Перевели меня в отделение № 1, которым заведовала какая-то старуха. Её фамилию, имя и отчество я не помню. Но знаю, что вскоре она ушла на пенсию.

Дня через два после перевода в первое отделение у меня с ней состоялся короткий разговор. Я отвечал на те ее вопросы, которые касались состояния здоровья, но когда она задала мне вопрос о моих политических взглядах, то я ей ответил так:

Николаев: Я отказываюсь говорить с вами о своих политических убеждениях, потому что политические убеждения - личное дело каждого человека.

Заведующая отделением: Я с вами согласна. Но вы прививаете свои взгляды своим детям.

Николаев: Я своих взглядов моей дочери не прививаю уже хотя бы потому, что нахожусь здесь. И кроме того - ей только четыре года. Сами понимаете, что у ребенка в этом возрасте интересы совершенно другие.

Вскоре вышел из отпуска врач-мужчина, которого временно замещала Жанна Николаевна Трухан*.

 


* Впоследствии он стал главным врачом психбольницы № 5

 

- 79 -

Он тоже вызвал меня на беседу для знакомства. Поначалу его вопросы касались в основном состояния здоровья. Но вдруг он задал мне вопрос политический. Самого вопроса я не помню, но помню сам тон, явно рассчитанный на провоцирование «аффекта», о котором писали Белый и Туберт. Я улыбнулся ему в ответ и сказал:

- Если вас так политика интересует, то лучше говорите о ней не со мной, потому что я ей не занимаюсь, а поступите в университет марксизма-ленинизма.
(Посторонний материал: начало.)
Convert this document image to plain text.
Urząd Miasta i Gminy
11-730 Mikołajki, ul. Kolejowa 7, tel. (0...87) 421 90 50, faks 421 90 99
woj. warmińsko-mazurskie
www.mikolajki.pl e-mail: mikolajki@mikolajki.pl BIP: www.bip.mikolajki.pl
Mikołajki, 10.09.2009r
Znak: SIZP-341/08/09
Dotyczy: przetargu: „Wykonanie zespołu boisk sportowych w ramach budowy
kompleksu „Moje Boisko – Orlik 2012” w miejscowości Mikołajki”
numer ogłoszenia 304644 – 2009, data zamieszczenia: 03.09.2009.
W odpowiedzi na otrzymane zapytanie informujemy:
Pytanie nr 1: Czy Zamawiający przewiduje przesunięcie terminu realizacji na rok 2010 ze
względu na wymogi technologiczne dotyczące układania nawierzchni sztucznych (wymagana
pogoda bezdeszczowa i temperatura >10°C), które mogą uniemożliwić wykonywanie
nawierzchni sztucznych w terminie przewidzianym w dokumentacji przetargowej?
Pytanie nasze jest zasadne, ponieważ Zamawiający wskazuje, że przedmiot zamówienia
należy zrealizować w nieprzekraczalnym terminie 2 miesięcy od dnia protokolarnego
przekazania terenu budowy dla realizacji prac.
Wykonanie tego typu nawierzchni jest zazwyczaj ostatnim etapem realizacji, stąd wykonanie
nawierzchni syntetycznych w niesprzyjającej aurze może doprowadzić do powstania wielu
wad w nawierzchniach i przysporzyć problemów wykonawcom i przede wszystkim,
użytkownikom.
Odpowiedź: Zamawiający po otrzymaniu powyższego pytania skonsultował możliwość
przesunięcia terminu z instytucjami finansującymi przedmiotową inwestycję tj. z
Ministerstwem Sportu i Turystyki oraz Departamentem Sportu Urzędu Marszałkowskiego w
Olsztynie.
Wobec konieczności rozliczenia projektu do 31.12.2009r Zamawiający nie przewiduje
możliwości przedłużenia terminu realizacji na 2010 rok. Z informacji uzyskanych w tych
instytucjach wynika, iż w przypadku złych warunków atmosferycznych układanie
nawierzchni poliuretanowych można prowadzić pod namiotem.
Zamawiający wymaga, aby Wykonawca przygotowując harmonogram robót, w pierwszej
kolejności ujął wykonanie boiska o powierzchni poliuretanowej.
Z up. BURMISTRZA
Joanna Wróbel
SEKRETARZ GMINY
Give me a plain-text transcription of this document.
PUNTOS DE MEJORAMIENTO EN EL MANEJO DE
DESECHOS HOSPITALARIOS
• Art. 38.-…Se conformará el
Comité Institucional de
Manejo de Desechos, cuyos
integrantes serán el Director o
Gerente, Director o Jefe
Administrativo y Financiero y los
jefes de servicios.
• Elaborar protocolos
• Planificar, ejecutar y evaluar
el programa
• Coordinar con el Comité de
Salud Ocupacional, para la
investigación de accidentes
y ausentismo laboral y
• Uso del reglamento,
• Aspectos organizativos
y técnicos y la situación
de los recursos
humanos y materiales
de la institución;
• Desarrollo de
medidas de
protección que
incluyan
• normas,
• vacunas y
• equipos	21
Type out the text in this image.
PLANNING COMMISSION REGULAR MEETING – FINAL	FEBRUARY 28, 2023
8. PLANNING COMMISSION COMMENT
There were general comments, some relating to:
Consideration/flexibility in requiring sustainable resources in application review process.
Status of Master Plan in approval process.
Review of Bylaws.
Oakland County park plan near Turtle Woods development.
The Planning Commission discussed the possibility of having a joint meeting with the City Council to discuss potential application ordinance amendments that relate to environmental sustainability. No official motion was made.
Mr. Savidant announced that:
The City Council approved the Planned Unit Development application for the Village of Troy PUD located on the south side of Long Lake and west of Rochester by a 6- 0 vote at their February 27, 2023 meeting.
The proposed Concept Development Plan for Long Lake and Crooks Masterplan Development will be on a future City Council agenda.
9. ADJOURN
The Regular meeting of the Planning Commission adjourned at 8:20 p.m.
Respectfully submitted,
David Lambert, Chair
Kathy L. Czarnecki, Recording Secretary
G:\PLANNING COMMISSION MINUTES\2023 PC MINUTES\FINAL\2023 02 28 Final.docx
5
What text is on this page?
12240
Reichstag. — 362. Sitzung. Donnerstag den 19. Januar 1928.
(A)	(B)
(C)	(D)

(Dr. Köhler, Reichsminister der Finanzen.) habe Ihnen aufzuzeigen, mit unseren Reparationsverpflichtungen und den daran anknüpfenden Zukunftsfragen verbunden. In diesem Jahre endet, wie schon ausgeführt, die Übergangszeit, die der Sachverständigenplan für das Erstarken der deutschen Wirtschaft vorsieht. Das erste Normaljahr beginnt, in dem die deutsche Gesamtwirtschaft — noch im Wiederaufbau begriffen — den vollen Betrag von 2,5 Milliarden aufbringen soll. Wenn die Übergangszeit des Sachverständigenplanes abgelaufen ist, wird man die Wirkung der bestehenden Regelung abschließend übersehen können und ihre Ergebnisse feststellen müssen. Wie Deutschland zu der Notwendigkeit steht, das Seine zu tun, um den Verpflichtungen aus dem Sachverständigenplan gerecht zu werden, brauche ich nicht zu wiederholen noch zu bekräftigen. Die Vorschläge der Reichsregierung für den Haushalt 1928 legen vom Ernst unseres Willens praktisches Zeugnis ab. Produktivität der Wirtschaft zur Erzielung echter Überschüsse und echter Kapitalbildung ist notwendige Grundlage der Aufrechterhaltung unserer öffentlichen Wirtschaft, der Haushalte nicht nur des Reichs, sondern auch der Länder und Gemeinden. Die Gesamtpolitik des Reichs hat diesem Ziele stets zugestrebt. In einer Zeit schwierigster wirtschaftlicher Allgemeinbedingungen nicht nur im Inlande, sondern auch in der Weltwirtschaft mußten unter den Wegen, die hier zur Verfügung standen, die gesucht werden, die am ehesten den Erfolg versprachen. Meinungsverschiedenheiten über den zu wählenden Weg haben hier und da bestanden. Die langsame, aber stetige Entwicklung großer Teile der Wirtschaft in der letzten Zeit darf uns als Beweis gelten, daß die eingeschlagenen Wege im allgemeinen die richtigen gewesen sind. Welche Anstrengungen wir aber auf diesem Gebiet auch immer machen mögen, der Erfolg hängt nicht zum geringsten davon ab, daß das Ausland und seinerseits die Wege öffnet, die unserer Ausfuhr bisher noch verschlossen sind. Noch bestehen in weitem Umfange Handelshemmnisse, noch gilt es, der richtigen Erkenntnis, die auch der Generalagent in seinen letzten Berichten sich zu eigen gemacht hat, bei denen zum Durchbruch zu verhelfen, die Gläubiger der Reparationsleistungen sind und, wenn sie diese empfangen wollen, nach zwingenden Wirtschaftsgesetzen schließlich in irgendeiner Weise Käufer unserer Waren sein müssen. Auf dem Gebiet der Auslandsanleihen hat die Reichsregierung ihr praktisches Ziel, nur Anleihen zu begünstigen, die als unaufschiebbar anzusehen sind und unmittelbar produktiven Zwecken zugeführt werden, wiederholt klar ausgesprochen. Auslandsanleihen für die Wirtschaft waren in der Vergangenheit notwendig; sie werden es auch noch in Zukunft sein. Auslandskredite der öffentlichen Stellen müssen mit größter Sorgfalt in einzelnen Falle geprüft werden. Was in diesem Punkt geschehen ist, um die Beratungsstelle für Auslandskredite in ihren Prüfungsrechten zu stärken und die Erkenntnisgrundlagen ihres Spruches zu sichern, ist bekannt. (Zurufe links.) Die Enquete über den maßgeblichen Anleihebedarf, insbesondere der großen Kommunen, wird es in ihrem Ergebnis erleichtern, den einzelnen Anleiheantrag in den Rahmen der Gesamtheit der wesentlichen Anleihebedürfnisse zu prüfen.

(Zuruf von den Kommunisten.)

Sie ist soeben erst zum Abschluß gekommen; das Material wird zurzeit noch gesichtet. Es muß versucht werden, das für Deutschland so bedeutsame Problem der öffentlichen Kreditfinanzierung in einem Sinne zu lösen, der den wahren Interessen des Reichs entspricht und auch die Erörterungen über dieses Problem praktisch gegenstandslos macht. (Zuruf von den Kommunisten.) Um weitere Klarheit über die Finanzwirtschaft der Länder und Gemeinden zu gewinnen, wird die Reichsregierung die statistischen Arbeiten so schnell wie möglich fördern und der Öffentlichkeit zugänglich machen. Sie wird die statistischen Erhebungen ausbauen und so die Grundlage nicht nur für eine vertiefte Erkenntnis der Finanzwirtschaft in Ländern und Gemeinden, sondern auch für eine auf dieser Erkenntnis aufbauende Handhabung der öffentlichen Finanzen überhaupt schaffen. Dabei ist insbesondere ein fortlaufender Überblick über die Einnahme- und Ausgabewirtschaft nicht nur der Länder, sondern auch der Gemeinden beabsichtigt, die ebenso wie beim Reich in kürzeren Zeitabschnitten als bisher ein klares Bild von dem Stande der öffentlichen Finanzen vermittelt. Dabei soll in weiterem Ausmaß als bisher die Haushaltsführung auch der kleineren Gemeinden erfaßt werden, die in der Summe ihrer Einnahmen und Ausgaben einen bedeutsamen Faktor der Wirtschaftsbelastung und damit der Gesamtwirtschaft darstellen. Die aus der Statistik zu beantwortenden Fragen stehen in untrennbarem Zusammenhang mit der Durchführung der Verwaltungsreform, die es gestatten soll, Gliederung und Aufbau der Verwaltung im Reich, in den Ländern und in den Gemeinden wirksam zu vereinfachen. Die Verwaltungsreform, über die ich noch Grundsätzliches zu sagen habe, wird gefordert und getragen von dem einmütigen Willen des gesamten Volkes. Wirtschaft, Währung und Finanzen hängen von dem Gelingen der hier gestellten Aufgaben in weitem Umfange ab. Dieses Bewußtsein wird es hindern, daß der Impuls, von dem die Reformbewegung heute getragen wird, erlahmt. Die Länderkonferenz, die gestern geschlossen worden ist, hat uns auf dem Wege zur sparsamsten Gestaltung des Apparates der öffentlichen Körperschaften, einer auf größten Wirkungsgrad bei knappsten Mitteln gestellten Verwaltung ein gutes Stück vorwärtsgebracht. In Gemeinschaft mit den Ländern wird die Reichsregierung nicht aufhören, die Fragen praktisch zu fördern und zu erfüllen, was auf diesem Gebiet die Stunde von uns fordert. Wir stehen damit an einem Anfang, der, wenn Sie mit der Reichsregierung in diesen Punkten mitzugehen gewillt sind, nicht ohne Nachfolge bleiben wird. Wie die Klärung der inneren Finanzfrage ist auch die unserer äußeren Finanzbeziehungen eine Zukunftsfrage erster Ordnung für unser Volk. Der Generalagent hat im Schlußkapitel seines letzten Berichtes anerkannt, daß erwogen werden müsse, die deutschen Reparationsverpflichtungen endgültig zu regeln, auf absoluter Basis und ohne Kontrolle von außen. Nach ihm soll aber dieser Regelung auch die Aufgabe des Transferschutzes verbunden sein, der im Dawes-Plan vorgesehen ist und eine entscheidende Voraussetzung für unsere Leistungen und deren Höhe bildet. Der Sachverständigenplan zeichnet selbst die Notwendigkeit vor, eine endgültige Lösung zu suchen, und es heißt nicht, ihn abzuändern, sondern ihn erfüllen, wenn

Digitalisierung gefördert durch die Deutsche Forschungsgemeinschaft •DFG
Там вам все растолкуют, что вам до сих пор осталось неясным. У вас в больнице, кстати, он работает.

Письмо от моей бывшей жены пришло уже в первое отделение. Она категорически возражала против моей выписки. Оно и понятно: я в больнице, моя дочка у моей матери, ее ребенок в детском саду на пятидневке, а она одна в трёхкомнатной квартире.

«Вам надо добиваться раздела жилой площади, - сказал мне лечащий врач, - иначе мы вас не выпишем».

В первом отделении я познакомился с Витаутасом Григасом, очень приятным человеком, в прошлом учителем черчения. Он мне представился тогда как литовец и я, пока находился в первом отделении, взял у него несколько уроков литовского языка. Но о нём подробнее пойдет речь в будущем, когда я буду описывать события 1973-1974 годов.

Был в отделении интересный больной по фамилии Серебренников. У него были голоса, которые его всё время окликали. Другие пациенты знали об этом и тихо шептали ему издалека: «Серебренников, Серебренников, Серебренников...»

А Серебренников потом шел к врачам и жаловался им, что голоса по-прежнему продолжают его звать.

Однажды в отделении произошел такой эпизод: по телевизору показывали фильм-спектакль о Февральской революции 1917 года.

По ходу действия телефильма проходило заседание Совета рабочих, солдатских и крестьянских депутатов. Вдруг открывается дверь, в зал заседания совета заглядывает монархист. Посмотрел, покрутил головой, послушал, затем закрыл дверь и побежал к своим друзьям-монархистам, которым сказал: «Не могу я смотреть, как заседает этот проклятый совет собачьих депутатов!»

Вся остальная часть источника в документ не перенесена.